Tegelijkertijd bevat de voorstelling ook een andere, niet mis te verstane boodschap. De held kan een kwaadwillige verleider zijn, heet het, een valse profeet. Voeg daar een aantal Hitlergroeten aan toe op het podium en de waarschuwing hoeft weinig verder uitleg. Heldenverering is niet zonder risico’s, aldus nog Fabre. “Kijk maar naar Amerika. Naar die Sarah Palin. Voor heel veel mensen is dat een heldin. En dat zijn natuurlijk gevaarlijke helden. Rechtse helden. Dat wordt zelfs gezien in religieuze termen. Daar moeten we voor oppassen.”

Fabre vat het allemaal in een reeks bijzonder robuuste beelden. De gespierde held Prometheus, gebonden in het vuur van een verzengende zon. Vuurspuwende penissen. Acteurs die zowat omver gespoten worden met manshoge brandblusapparaten. En dansers in schijnbaar chassidische kostuums die Hitlersnorretjes opgeplakt krijgen.

Het vuur en de Prometheusmythe zijn een terugkerend thema in het werk van Fabre. “Het vuur en de passie doorgeven, daar gaat het om”, zei hij. “Maar vuur is natuurlijk ook gevaarlijk. Dat zegt Pandora in haar monoloog op het einde: je kan kiezen om een held te zijn of een slachtoffer. Het moet niet van buitenaf komen, het geheime vuur zit binnenin jezelf.”

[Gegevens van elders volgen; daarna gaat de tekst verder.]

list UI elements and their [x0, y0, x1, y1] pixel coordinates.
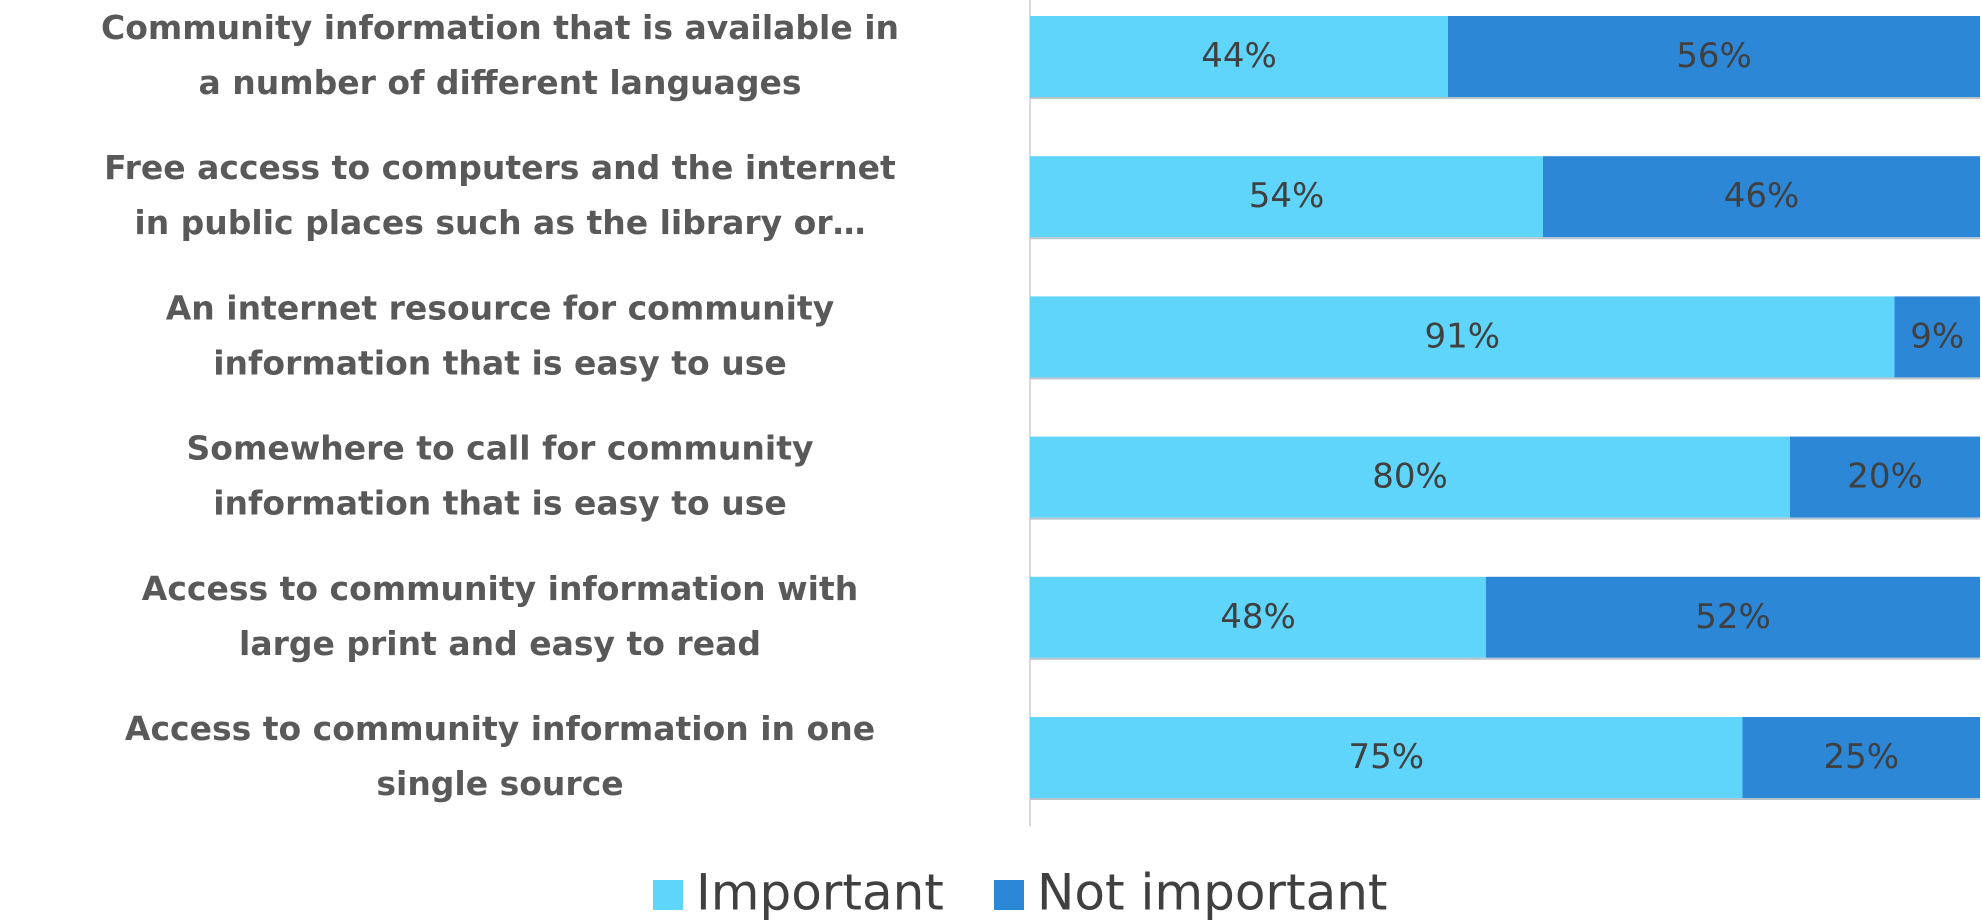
category-label: Access to community information with	[142, 569, 858, 608]
category-label: single source	[376, 764, 623, 803]
bar-segment	[1030, 436, 1790, 518]
value-label: 80%	[1372, 457, 1448, 497]
bar-segment	[1030, 16, 1448, 97]
category-label: information that is easy to use	[213, 343, 787, 382]
legend-label: Not important	[1037, 864, 1388, 921]
bar-segment	[1894, 296, 1980, 378]
legend-swatch	[653, 880, 683, 910]
value-label: 91%	[1424, 316, 1500, 356]
category-label: Access to community information in one	[125, 709, 875, 748]
bar-segment	[1790, 436, 1980, 518]
category-label: Community information that is available …	[101, 8, 899, 47]
legend-swatch	[994, 880, 1024, 910]
bar-segment	[1030, 156, 1543, 238]
bar-segment	[1742, 717, 1980, 798]
bar-segment	[1030, 717, 1743, 798]
category-label: in public places such as the library or…	[134, 203, 865, 242]
category-label: An internet resource for community	[166, 288, 834, 327]
value-label: 48%	[1220, 597, 1296, 637]
value-label: 52%	[1695, 597, 1771, 637]
value-label: 44%	[1201, 36, 1277, 76]
category-label: Free access to computers and the interne…	[104, 148, 896, 187]
value-label: 9%	[1910, 316, 1964, 356]
value-label: 56%	[1676, 36, 1752, 76]
category-label: a number of different languages	[199, 63, 802, 102]
bar-segment	[1030, 576, 1486, 658]
value-label: 20%	[1847, 457, 1923, 497]
legend-label: Important	[696, 864, 944, 921]
bar-segment	[1030, 296, 1895, 378]
value-label: 46%	[1724, 176, 1800, 216]
category-label: information that is easy to use	[213, 484, 787, 523]
value-label: 75%	[1348, 737, 1424, 777]
bar-segment	[1486, 576, 1980, 658]
category-label: large print and easy to read	[239, 624, 761, 663]
value-label: 25%	[1823, 737, 1899, 777]
bar-segment	[1543, 156, 1980, 238]
bar-segment	[1448, 16, 1980, 97]
value-label: 54%	[1249, 176, 1325, 216]
category-label: Somewhere to call for community	[187, 429, 814, 468]
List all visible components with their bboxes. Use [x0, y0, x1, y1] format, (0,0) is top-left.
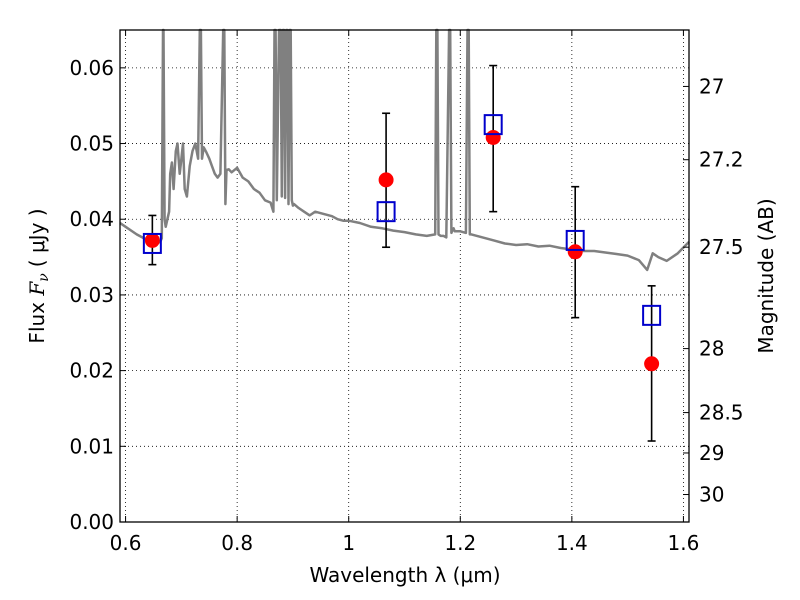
model-spectrum — [119, 28, 690, 272]
model-point — [376, 201, 396, 223]
observed-point — [144, 232, 160, 248]
model-point — [642, 304, 662, 326]
y-tick-label: 0.00 — [69, 510, 114, 534]
spectrum-line — [119, 28, 690, 272]
y2-tick-label: 29 — [699, 441, 724, 465]
y-axis-title-unit: ( μJy ) — [25, 208, 49, 267]
model-photometry-points — [142, 114, 662, 326]
x-tick-label: 1.2 — [444, 531, 476, 555]
y-axis-title-symbol: F — [25, 281, 49, 297]
model-point — [483, 114, 503, 136]
y-tick-label: 0.05 — [69, 132, 114, 156]
observed-point — [644, 356, 660, 372]
y-tick-label: 0.01 — [69, 434, 114, 458]
y2-tick-label: 28.5 — [699, 401, 744, 425]
plot-frame — [119, 29, 690, 523]
observed-point — [567, 244, 583, 260]
model-point — [565, 229, 585, 251]
x-tick-label: 0.6 — [110, 531, 142, 555]
x-axis-title: Wavelength λ (μm) — [309, 563, 500, 587]
y-tick-label: 0.03 — [69, 283, 114, 307]
y2-tick-label: 27.5 — [699, 235, 744, 259]
x-tick-label: 1.4 — [556, 531, 588, 555]
y2-axis: 27 27.2 27.5 28 28.5 29 30 — [683, 74, 744, 507]
y-tick-label: 0.02 — [69, 359, 114, 383]
grid-lines — [120, 30, 689, 523]
observed-point — [485, 129, 501, 145]
x-axis: 0.6 0.8 1 1.2 1.4 1.6 — [110, 30, 700, 555]
y-axis-title-subscript: ν — [36, 273, 52, 282]
y-tick-label: 0.06 — [69, 56, 114, 80]
y2-tick-label: 28 — [699, 337, 724, 361]
y2-tick-label: 27.2 — [699, 148, 744, 172]
y-axis-title-prefix: Flux — [25, 296, 49, 344]
y-axis: 0.00 0.01 0.02 0.03 0.04 0.05 0.06 — [69, 56, 126, 534]
y2-tick-label: 30 — [699, 483, 724, 507]
x-tick-label: 1 — [342, 531, 355, 555]
model-point — [142, 232, 162, 254]
y-axis-title: Flux Fν ( μJy ) — [25, 208, 52, 343]
x-tick-label: 1.6 — [668, 531, 700, 555]
y2-axis-title: Magnitude (AB) — [754, 198, 778, 353]
x-tick-label: 0.8 — [221, 531, 253, 555]
observed-point — [378, 172, 394, 188]
y2-tick-label: 27 — [699, 74, 724, 98]
y-tick-label: 0.04 — [69, 207, 114, 231]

‘Provocative’ was het woord dat het Amerikaanse publiek steevast in de mond nam, achteraf in de foyer. Heel wat mensen moesten nog een keer goed nadenken over wat ze gezien - en ondergaan - hadden, zeiden ze. Missie volbracht voor Fabre. “Met al mijn werk - ook in mijn beeldende kunst en mijn schrijfwerk - probeer ik ervoor te zorgen dat mensen op een andere manier kijken en denken. Dat is toch mijn job als kunstenaar? En ik voel dat ik mensen beïnvloed, dat ik ze kietel in hun geesten.”

De voorstelling is tot en met zaterdag 26 februari te zien in deSingel in Antwerpen en doet de komende maanden ook Brussel en Gent aan. Dat hij zijn plaats in eigen land definitief verworven heeft, daar is Fabre zelf trouwens niet zozeer van overtuigd. “Komaan nu. Ik ben een eenmansbeweging.”